Ein Drittel der Grundschüler verlässt die Schule, ohne sicher schwimmen zu können. Das gilt jedoch nicht für die Lucas-Cranach-Schule, an der es in der vierten Jahrgangstufe gerade einmal noch zwei nichtsichere Schwimmer gibt. Dies ist maßgeblich das Ergebnis des Projekts "Sichere Schimmer", an der die Grundschule seit vier Jahren und damit seit Anbeginn teilnimmt. Die Präventionsaktion war im Schuljahr 2013/2014 von der DLRG-Jugend Bayern mit der AOK Bayern und dem bayerischen Gesundheitsministerium gestartet worden.

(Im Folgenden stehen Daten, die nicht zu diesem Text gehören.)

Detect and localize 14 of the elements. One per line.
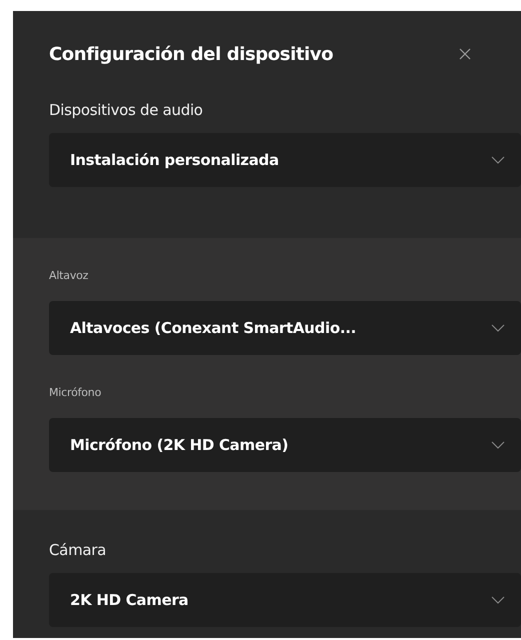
chevron-down-icon [491,441,505,449]
dropdown-field[interactable]: Instalación personalizada [49,133,521,187]
field-label: Cámara [49,541,108,559]
close-icon[interactable] [459,48,471,60]
field-label: Dispositivos de audio [49,101,204,119]
panel-title: Configuración del dispositivo [49,44,334,64]
field-label: Micrófono [49,386,102,399]
dropdown-field[interactable]: Altavoces (Conexant SmartAudio... [49,301,521,355]
dropdown-field[interactable]: 2K HD Camera [49,573,521,627]
chevron-down-icon [491,596,505,604]
field-label: Altavoz [49,269,90,282]
chevron-down-icon [491,324,505,332]
dropdown-field[interactable]: Micrófono (2K HD Camera) [49,418,521,472]
chevron-down-icon [491,156,505,164]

Das Projekt ist eine echte Erfolgsgeschichte: Bislang erreichten über drei Viertel der Dritt- und Viertklässler am Ende der Pilotphase das Jugendschwimmabzeichen in Bronze und wurden so zu sicheren Schwimmern. Diese beeindruckende Zahl wurde in Kronach noch getoppt. So konnte wieder ein ganzer Schwung an Seepferdchen, Bronzenen, Silbernen und Goldenen Abzeichen und sogar zwei Juniorretter-Abzeichen übergeben werden. Der Juniorretter ist der "erste große Schein" bei der DLRG, den man ab dem 10. Lebensjahr erwerben kann.
Beeindruckt von dieser super Leistung zeigte sich auch Kronachs Bürgermeister Wolfgang Beiergrößlein, der als Wertschätzung für die geleistete wertvolle Arbeit bei der Übergabe dabei sein wollte. Zusammen mit Lehrern, Vertretern der AOK Coburg sowie dem Ehepaar Marliese und Richard Bär überreichte das Stadtoberhaupt persönlich die Abzeichen. "Wer nicht schwimmt, ertrinkt - und er kann auch andere in Gefahr nicht retten!", mahnte er. Umso dankbarer zeigte er sich den Verantwortlichen des Präventionsprojekts gegenüber - insbesondere dem Ehepaar Bär, das seit vielen Jahren ehrenamtlich den Kindern das Schwimmen beibringe. "Die Kinder waren mit einem wahnsinnigen Eifer dabei", lobte Richard Bär. Die ganze Aktion wäre aber nicht machbar gewesen ohne die Rektorin Anita Neder sowie die Sponsoren. Kindern, die noch nie in einem Schwimmbad waren - wie gerade Flüchtlingskinder- , das Schwimmen beizubringen, stelle eine besondere Herausforderung dar. Sehr bedauerte er es, dass viele Eltern nicht mehr mit ihren Kindern ins Schwimmbad gehen. Besonders freute ihn der Sinneswandel mancher Kinder, die die Aktion eingangs mit "Das brauche ich nicht" abgetan und dann trotzdem ihre Abzeichen gemeistert hätten.